3.春から初夏の増加の傾向にあるときは,給餌量を減らしても,影響はみられず,増加の傾向がみられた.
4.夏場の減少の傾向にあるときは,給餌量を減らすと,すぐに影響がみられ,多くしても,もとにはなかなかもどりにくいようである.
11.当館におけるバイカルアザラシの飼育経過について:毛利正明,三橋孝夫,木下敏玄(サンシャイン国際水族館)
1982年6月10日,♂2個体,♀2個体を購入し,飼育展示を行なう機会を得た.7月1日より一般に公開され,現在まで全頭共に健在である.これらの飼育期間を通して,バイカルアザラシの飼育経過を報告する.

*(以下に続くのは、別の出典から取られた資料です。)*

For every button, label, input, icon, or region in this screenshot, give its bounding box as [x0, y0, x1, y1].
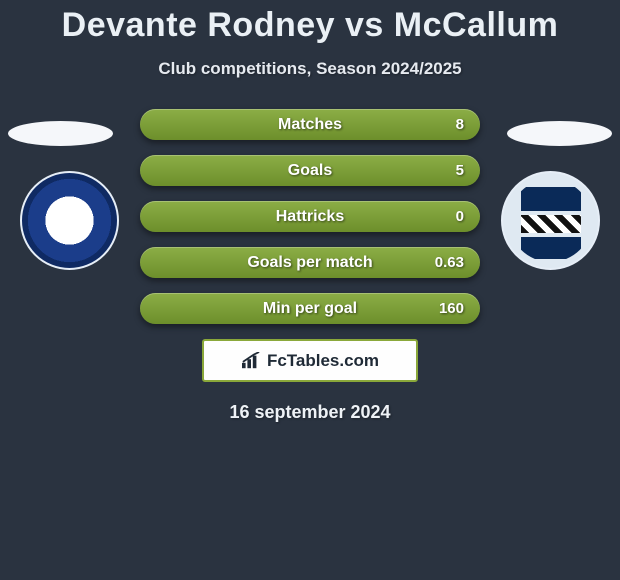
right-player-ellipse: [507, 121, 612, 146]
stat-label: Matches: [140, 116, 480, 134]
stat-label: Goals per match: [140, 254, 480, 272]
brand-label: FcTables.com: [267, 351, 379, 371]
stat-value: 0: [456, 208, 464, 225]
stat-value: 160: [439, 300, 464, 317]
snapshot-date: 16 september 2024: [0, 402, 620, 423]
bar-chart-icon: [241, 352, 261, 370]
brand-badge: FcTables.com: [202, 339, 418, 382]
comparison-subtitle: Club competitions, Season 2024/2025: [0, 59, 620, 79]
stat-row-min-per-goal: Min per goal 160: [140, 293, 480, 324]
stat-row-matches: Matches 8: [140, 109, 480, 140]
stat-value: 5: [456, 162, 464, 179]
stat-row-goals: Goals 5: [140, 155, 480, 186]
stat-label: Goals: [140, 162, 480, 180]
stat-value: 0.63: [435, 254, 464, 271]
stats-list: Matches 8 Goals 5 Hattricks 0 Goals per …: [140, 109, 480, 324]
stat-row-hattricks: Hattricks 0: [140, 201, 480, 232]
right-club-crest: [501, 171, 600, 270]
stat-row-goals-per-match: Goals per match 0.63: [140, 247, 480, 278]
left-player-ellipse: [8, 121, 113, 146]
stat-value: 8: [456, 116, 464, 133]
left-club-crest: [20, 171, 119, 270]
comparison-content: Matches 8 Goals 5 Hattricks 0 Goals per …: [0, 109, 620, 423]
comparison-title: Devante Rodney vs McCallum: [0, 0, 620, 45]
stat-label: Hattricks: [140, 208, 480, 226]
stat-label: Min per goal: [140, 300, 480, 318]
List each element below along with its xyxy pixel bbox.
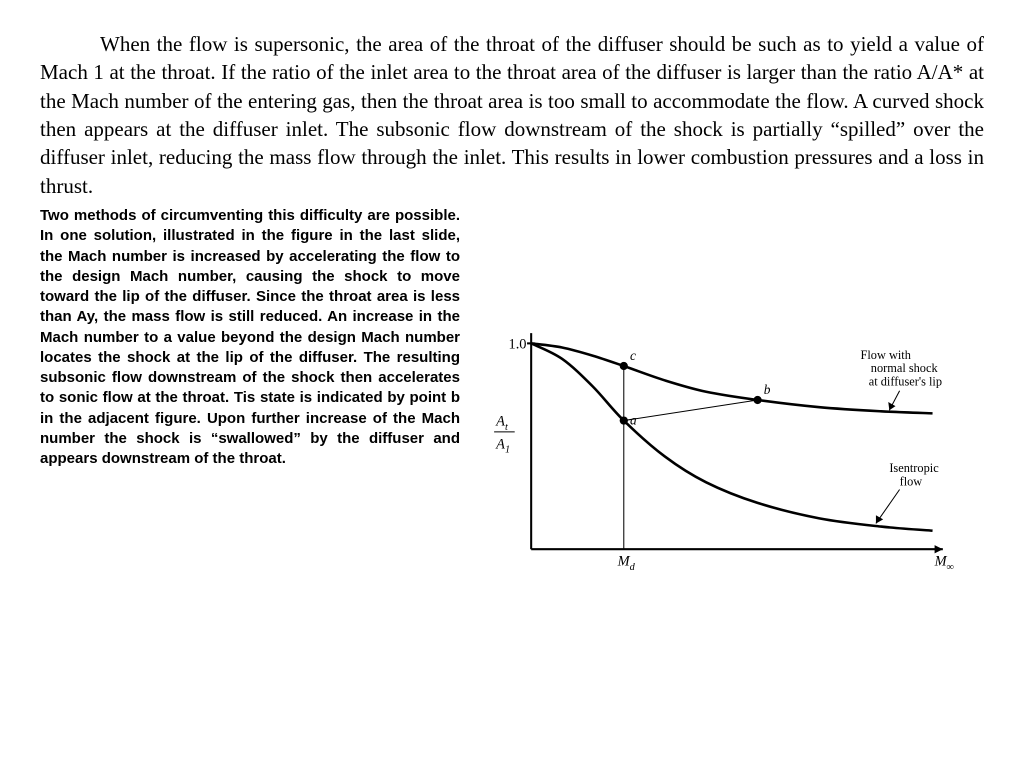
chart-container: 1.0 At A1 c a b [490,206,984,591]
annotation-upper: Flow with normal shock at diffuser's lip [861,348,943,410]
area-ratio-chart: 1.0 At A1 c a b [490,286,984,586]
svg-text:A1: A1 [495,436,510,455]
svg-text:At: At [495,414,509,433]
left-paragraph-text: Two methods of circumventing this diffic… [40,207,460,467]
top-paragraph-text: When the flow is supersonic, the area of… [40,32,984,198]
y-tick-label-1: 1.0 [509,337,527,353]
x-axis-arrow [935,545,943,553]
x-label-md: Md [617,554,636,573]
point-b [753,396,761,404]
top-paragraph: When the flow is supersonic, the area of… [40,30,984,200]
annotation-lower: Isentropic flow [876,461,942,523]
x-label-minf: M∞ [934,554,954,573]
point-a [620,417,628,425]
guide-horizontal [624,400,758,421]
point-a-label: a [630,413,637,428]
svg-text:Flow with normal sho: Flow with normal shock at diffuser's lip [861,348,943,389]
point-c [620,362,628,370]
left-paragraph: Two methods of circumventing this diffic… [40,206,460,591]
point-b-label: b [764,382,771,397]
y-axis-label: At A1 [494,414,515,456]
point-c-label: c [630,348,636,363]
svg-text:Isentropic flow: Isentropic flow [889,461,941,488]
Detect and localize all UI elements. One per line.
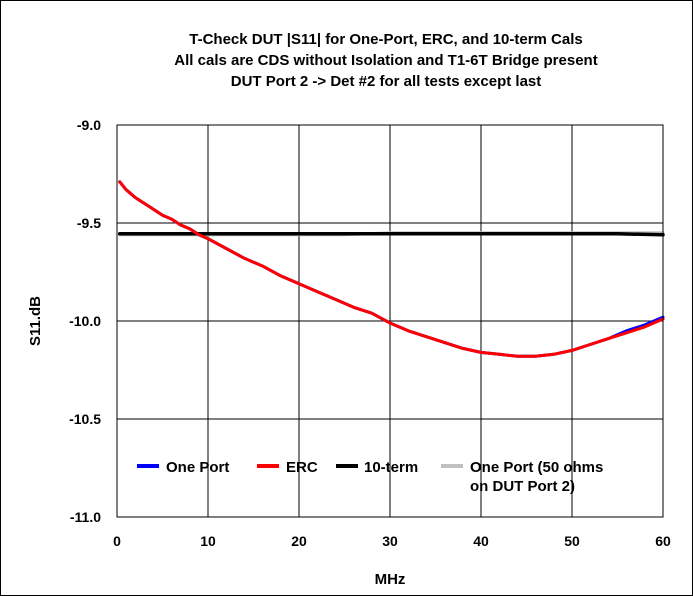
y-tick-label: -9.5 bbox=[77, 215, 101, 231]
chart-title-line-2: All cals are CDS without Isolation and T… bbox=[174, 52, 597, 69]
chart-title-line-1: T-Check DUT |S11| for One-Port, ERC, and… bbox=[189, 31, 583, 48]
legend-label-2: 10-term bbox=[364, 459, 418, 476]
legend-label-3: on DUT Port 2) bbox=[470, 478, 575, 495]
series-lines bbox=[117, 180, 665, 358]
chart-title-line-3: DUT Port 2 -> Det #2 for all tests excep… bbox=[231, 73, 542, 90]
x-axis-label: MHz bbox=[375, 571, 406, 588]
y-tick-label: -10.0 bbox=[69, 313, 101, 329]
x-tick-label: 30 bbox=[382, 533, 398, 549]
legend-label-0: One Port bbox=[166, 459, 229, 476]
chart-title: T-Check DUT |S11| for One-Port, ERC, and… bbox=[174, 31, 597, 90]
x-tick-label: 50 bbox=[564, 533, 580, 549]
x-tick-label: 10 bbox=[200, 533, 216, 549]
legend-label-1: ERC bbox=[286, 459, 318, 476]
y-tick-label: -9.0 bbox=[77, 117, 101, 133]
plot-border bbox=[116, 124, 664, 518]
x-tick-label: 0 bbox=[113, 533, 121, 549]
x-tick-label: 20 bbox=[291, 533, 307, 549]
y-axis-label: S11.dB bbox=[27, 296, 44, 346]
y-tick-label: -10.5 bbox=[69, 411, 101, 427]
legend-label-3: One Port (50 ohms bbox=[470, 459, 603, 476]
y-tick-label: -11.0 bbox=[70, 509, 101, 525]
x-tick-labels: 0 10 20 30 40 50 60 bbox=[113, 533, 671, 549]
x-tick-label: 60 bbox=[655, 533, 671, 549]
legend: One Port ERC 10-term One Port (50 ohms on DU… bbox=[137, 459, 603, 495]
series-line-2 bbox=[117, 232, 665, 237]
x-tick-label: 40 bbox=[473, 533, 489, 549]
y-tick-labels: -9.0 -9.5 -10.0 -10.5 -11.0 bbox=[69, 117, 101, 525]
series-line-1 bbox=[118, 180, 665, 358]
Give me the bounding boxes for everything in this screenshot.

●収容時4頭共状態良く,すぐ餌付づき順調に餌の増量を行なう.
●収容時の体重は20kg(♂),19kg(♀),15kg(♂),14kg(♀)であった.
●一般公開用の展示プールは5m×2m×1.1mHで水量約10t,前面アクリルガラス張りのコンクリート水槽である.
●飼育水温は15~16°C,室温20~23°C,湿度50(冬季)~80%(雨時)
●与える餌は,当初小アジのみであったが,12月13日より,アジ,サバの複合餌とした.
●摂餌率は体重増加に合せ多少の変化はあるが4~6%である.
●通常の体温(直腸温)は36°C~37.5°Cくらいと考えられる.但し,測定時の個体はそれまで水中にいたものである.
12.日和山遊園におけるゴマフアザラシの調教経過:高岡潤子(日和山遊園),鳥羽山照夫(鴨川シーワールド)
1982年12月現在トド2頭,オタリア2頭,ゴマフアザラシ4頭を飼育し,これら動物の調教も試み,1982年7月20日より,三種合同のショーを公開することができた.このショー公開するまでに完成したアザラシの種目は19種目となった.また, これら種目は種類による特徴的形態や,特有の自然行動を示した種目が,ほとんどである.アザラシのショーは十分なる馴教を試みることにより,他種動物との合同ショーを完成することも可能と考えられた.当館では比較的安定したショー公開を行なってきたが,特に他種動物や環境への馴致及び,健康管理には十分に心掛ける必要があると思われた.